Which system is better?
The first thing to say is that there is relatively little clear evidence about whether it’s better to have an independent chairman or a combined chief executive and chairman.[ref]For these purposes I will look at the extreme situations and ignore the third option of a separate non-independent chairman[/ref] The following is therefore based just on my own views and opinions so please do let me know if you disagree.
A single powerful chairman/chief executive has served many companies well. RIM itself had the approach because its two very successful founders had taken the company to great heights with the model. Steve Jobs would be another very obvious example (though he wasn’t the chairman, there was no chairman of Apple while he was in charge) whereby a strong but largely unaccountable leader made a huge success of a company.
However, away from the superstars, what little empirical evidence there is suggests that there is little difference in the valuation of companies whether they have a joint chair/CEO or whether they separate the roles. The original justification for separating the role was the increased oversight that an independent chair can bring to the board. The Cadbury report in the UK recommended splitting the role for this reason and in the US it is similarly a string of scandals at companies the combine the roles that has triggered recent changes; notably Enron, News Corporation, Total and Tyco. Yet the importance of this is probably overplayed, when the same oversight can probably be provided by a strong lead independent director.

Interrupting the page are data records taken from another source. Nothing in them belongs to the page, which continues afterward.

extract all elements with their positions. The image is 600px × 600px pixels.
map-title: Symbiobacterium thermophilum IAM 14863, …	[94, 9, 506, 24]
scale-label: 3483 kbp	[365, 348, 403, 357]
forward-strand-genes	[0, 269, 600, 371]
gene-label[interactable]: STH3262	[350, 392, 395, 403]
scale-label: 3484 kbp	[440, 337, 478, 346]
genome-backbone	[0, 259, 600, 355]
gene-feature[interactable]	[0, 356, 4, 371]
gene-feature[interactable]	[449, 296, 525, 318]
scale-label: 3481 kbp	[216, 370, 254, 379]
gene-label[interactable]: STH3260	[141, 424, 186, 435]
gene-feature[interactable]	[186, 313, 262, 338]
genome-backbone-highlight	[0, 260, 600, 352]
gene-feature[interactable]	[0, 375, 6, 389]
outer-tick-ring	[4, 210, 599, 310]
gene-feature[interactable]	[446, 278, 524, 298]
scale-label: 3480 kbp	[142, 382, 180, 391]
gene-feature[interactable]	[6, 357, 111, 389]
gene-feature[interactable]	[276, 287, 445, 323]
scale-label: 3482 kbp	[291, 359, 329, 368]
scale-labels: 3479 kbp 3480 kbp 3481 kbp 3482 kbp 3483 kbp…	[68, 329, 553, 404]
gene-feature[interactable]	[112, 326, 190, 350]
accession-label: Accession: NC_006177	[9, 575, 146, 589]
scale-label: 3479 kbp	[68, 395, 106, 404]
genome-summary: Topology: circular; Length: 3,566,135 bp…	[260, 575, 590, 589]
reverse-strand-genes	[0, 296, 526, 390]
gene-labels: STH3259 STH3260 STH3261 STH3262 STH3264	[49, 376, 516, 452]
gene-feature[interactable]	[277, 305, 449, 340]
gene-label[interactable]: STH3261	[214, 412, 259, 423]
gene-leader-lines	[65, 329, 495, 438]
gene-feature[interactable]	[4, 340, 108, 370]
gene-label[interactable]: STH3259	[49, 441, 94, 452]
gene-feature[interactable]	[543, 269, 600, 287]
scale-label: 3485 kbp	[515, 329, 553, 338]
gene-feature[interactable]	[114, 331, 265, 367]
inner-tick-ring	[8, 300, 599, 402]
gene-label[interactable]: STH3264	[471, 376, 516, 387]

In my view, the starting position for a company should be to have a strong independent chairman but this should only be the starting point. Sometimes, the skills and strengths of a particular candidate can and should overrule this position. This is why I think RIM has got it wrong in mandating an independent chairman in their governance documents. It prohibits the company from taking advantage of certain candidates and limits their flexibility going forward.
Good corporate governance is a philosophy and a way of working that companies need to adopt and not a series of tick boxes. This is a fundamental point, but one that is all too often forgotten in the heat of an argument. Those corporate governance activists that want to mandate companies to have independent chairman are forgetting this principle. Companies should be able to appoint the same person to both positions of have non-independent chairman as long as they can and do explain to their shareholders the reasons for this and how the necessary checks and balances will be maintained.